Horeweg N., Workel HH., Loiero D., Church DN., Vermij L., Léon-Castillo A., Krog RT., de Boer SM., Nout RA., Powell ME., Mileshkin LR., MacKay H., Leary A., Singh N., Jürgenliemk-Schulz IM., Smit VTHBM., Creutzberg CL., Koelzer VH., Nijman HW., Bosse T., de Bruyn M., TransPORTEC consortium None.

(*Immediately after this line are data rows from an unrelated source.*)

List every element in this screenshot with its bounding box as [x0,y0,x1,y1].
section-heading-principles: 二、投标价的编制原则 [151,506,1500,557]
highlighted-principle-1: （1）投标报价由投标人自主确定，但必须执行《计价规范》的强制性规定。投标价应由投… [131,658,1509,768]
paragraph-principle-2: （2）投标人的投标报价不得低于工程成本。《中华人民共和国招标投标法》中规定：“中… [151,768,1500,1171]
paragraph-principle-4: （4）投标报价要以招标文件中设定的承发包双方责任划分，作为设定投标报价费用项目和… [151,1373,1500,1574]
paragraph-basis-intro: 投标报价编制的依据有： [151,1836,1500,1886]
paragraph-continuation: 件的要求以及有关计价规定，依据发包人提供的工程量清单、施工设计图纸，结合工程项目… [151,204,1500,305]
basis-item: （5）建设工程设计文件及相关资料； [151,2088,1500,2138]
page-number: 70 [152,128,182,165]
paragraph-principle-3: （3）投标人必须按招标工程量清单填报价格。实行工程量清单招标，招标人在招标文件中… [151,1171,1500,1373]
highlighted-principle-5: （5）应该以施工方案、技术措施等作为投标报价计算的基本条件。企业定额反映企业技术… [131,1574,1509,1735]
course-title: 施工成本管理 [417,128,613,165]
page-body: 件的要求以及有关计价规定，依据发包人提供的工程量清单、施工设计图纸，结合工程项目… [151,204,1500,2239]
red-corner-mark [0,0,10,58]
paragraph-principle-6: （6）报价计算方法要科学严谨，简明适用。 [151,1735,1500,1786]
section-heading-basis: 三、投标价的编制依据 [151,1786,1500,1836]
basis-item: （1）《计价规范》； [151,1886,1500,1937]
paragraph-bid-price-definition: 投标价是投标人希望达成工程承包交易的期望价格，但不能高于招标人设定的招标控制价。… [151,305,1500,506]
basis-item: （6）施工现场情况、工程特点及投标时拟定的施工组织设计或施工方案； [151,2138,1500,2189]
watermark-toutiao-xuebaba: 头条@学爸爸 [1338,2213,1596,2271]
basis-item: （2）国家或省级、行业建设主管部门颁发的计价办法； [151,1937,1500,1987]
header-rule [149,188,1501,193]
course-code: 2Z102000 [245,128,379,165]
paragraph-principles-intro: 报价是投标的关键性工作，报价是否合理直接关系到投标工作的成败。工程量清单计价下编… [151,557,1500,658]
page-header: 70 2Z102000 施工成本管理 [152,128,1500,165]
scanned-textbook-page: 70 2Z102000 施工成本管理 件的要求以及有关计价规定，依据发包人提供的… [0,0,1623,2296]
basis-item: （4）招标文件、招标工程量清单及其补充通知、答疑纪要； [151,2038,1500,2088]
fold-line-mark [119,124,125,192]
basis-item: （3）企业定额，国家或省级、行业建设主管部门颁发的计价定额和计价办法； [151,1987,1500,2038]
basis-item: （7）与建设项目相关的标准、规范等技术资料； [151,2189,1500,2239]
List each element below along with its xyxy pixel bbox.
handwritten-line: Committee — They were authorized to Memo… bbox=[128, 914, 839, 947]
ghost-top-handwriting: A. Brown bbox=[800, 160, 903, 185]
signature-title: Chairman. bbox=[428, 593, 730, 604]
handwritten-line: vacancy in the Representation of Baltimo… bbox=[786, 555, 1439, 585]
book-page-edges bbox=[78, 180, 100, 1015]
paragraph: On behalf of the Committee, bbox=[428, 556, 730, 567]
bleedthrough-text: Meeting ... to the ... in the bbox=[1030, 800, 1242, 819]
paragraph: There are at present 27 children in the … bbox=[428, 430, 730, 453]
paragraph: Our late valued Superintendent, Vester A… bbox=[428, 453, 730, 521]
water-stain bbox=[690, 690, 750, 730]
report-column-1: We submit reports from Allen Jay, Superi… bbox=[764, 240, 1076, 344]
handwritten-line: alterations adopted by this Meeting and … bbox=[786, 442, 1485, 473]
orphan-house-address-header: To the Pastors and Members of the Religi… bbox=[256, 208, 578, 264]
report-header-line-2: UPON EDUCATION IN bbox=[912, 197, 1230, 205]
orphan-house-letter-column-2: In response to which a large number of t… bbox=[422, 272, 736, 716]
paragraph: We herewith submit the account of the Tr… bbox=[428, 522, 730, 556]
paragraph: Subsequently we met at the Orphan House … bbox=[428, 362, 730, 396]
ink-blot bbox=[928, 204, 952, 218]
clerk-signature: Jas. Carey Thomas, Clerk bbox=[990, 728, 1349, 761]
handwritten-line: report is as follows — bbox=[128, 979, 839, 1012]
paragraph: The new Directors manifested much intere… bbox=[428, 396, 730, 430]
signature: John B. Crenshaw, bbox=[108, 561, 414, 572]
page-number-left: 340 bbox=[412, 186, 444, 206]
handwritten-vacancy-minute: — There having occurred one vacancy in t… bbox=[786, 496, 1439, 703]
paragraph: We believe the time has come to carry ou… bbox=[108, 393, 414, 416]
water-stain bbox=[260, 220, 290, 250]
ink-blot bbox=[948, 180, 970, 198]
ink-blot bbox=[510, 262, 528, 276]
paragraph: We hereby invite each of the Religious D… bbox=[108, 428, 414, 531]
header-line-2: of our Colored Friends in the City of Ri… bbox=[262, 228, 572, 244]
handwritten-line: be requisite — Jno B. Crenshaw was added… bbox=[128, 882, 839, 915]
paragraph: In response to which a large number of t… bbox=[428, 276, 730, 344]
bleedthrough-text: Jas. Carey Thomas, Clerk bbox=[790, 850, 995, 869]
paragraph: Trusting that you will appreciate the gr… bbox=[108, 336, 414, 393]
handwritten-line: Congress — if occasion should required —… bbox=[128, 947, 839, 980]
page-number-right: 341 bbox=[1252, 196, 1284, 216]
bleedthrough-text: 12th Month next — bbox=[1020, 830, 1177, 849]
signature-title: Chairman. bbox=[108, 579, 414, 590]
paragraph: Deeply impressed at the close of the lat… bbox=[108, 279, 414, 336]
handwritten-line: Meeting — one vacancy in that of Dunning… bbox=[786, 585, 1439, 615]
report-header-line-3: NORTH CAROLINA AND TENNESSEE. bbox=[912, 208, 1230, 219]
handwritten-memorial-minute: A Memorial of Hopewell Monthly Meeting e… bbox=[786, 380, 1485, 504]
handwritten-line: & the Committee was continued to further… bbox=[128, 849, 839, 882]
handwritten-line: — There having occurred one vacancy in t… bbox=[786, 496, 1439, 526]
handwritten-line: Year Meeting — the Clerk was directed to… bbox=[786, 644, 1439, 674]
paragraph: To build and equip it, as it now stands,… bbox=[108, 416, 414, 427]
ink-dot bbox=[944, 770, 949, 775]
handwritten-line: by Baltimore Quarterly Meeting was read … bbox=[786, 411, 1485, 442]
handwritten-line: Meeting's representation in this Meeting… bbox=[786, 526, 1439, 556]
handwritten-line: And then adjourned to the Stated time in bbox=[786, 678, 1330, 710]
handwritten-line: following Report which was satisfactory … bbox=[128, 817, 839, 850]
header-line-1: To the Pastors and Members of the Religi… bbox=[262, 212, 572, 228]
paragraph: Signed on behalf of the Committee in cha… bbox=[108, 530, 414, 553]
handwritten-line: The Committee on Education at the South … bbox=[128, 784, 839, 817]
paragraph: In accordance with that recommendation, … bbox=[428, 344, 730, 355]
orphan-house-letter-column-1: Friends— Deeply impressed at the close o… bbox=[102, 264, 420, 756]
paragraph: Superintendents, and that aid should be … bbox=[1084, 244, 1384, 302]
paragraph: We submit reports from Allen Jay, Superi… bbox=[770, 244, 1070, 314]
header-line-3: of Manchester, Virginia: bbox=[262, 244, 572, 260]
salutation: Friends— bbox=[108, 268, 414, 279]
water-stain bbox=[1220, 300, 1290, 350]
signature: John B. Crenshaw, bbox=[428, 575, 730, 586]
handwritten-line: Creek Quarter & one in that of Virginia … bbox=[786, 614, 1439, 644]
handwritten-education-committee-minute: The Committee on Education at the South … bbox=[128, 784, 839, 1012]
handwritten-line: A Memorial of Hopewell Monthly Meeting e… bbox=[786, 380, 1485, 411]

B-cells play a key role in cancer suppression, particularly when aggregated in tertiary lymphoid structures (TLS). Here, we investigate the role of B-cells and TLS in endometrial cancer (EC). Single cell RNA-sequencing of B-cells shows presence of naïve B-cells, cycling/germinal center B-cells and antibody-secreting cells. Differential gene expression analysis shows association of TLS with L1CAM overexpression. Immunohistochemistry and co-immunofluorescence show L1CAM expression in mature TLS, independent of L1CAM expression in the tumor. Using L1CAM as a marker, 378 of the 411 molecularly classified ECs from the PORTEC-3 biobank are evaluated, TLS are found in 19%. L1CAM expressing TLS are most common in mismatch-repair deficient (29/127, 23%) and polymerase-epsilon mutant EC (24/47, 51%). Multivariable Cox regression analysis shows strong favorable prognostic impact of TLS, independent of clinicopathological and molecular factors. Our data suggests a pivotal role of TLS in outcome of EC patients, and establishes L1CAM as a simple biomarker.